## Structured Output: Guaranteed Responses

Structured output refers to the ability of the `ChatCompletions` API to return responses in a predefined format, such as a JSON object or a Pydantic Model. This is particularly useful when you need the model to adhere to a specific schema for downstream processing or integration with other systems. By defining the expected structure, you can ensure the response is validated and parsed into a predictable format. 

Key Features of Structured Outputs

1. Customizable Response Format
    - You can specify the expected structure of the response using the response_format parameter.
    - This can be defined as either a JSON schema or a Pydantic model, depending on your requirements.
2. Using JSON Schema with create:
    - The `chat.completions.create` method allows you to provide a JSON schema via the `response_format` parameter.
    - This guides the model to generate responses in the desired structure without requiring Python-based schema definitions.
3. Using Pydantic Models with parse
    - The `chat.completions.parse` method supports validation and parsing using Pydantic models.
    - This is ideal for scenarios where you need Python-based schema definitions and strict adherance to the structure.

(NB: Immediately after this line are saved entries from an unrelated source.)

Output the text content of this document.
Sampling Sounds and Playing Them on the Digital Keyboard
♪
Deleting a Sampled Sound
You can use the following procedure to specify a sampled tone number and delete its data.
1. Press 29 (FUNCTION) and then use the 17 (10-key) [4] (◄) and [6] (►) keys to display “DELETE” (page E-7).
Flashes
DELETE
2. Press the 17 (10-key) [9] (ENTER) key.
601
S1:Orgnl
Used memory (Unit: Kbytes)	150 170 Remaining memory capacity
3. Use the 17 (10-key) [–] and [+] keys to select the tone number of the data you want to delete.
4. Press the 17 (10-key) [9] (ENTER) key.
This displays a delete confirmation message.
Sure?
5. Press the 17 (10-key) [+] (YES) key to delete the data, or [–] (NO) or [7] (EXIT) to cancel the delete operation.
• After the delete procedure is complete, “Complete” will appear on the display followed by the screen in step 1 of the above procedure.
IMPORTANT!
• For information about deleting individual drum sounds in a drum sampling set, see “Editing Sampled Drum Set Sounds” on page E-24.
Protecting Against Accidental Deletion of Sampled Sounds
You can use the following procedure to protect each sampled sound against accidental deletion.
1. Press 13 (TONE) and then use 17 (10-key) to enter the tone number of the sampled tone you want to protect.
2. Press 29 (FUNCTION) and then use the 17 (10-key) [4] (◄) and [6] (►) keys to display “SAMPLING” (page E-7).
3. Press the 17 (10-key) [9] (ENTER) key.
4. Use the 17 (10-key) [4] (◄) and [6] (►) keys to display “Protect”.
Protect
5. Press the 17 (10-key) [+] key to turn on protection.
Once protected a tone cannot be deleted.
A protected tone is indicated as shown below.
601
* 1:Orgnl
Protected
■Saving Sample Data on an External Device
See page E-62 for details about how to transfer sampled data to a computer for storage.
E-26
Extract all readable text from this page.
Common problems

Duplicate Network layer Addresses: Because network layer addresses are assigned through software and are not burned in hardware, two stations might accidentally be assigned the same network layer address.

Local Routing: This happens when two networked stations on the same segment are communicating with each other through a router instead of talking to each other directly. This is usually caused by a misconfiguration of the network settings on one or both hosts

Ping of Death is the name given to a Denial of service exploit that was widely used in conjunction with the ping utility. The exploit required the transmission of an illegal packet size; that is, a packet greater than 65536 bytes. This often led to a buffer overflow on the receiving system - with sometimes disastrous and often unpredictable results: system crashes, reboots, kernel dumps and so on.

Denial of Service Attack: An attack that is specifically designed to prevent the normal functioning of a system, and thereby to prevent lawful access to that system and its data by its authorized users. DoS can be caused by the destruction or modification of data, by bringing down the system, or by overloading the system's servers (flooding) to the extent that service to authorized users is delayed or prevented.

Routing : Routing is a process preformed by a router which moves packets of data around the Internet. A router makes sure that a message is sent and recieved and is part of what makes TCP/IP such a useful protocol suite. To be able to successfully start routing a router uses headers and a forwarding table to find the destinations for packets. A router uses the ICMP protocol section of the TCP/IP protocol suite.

### Setting up Structured Output

In [14]:
from pydantic import BaseModel

# Define the expected structure of the response
class ParsedSentence(BaseModel):
    subject: str
    verb: str
    obj: str

In [15]:
# Make the request to extract parts of a simple sentence
response = client.chat.completions.parse(
    model="deepseek/deepseek-chat-v3-0324:free",
    messages=[
        {
            "role": "system",
            "content": "Extract the grammatical components from the sentence.",
        },
        {"role": "user", "content": "The cat chased the mouse."},
    ],
    response_format=ParsedSentence, # This response_format parameter is the key to StructuredOut
)

In [16]:
print(response.choices[0].message)

ParsedChatCompletionMessage[ParsedSentence](content='{"subject": "The cat", "verb": "chased", "obj": "the mouse"}', refusal=None, role='assistant', annotations=None, audio=None, function_call=None, tool_calls=None, parsed=ParsedSentence(subject='The cat', verb='chased', obj='the mouse'), reasoning=None)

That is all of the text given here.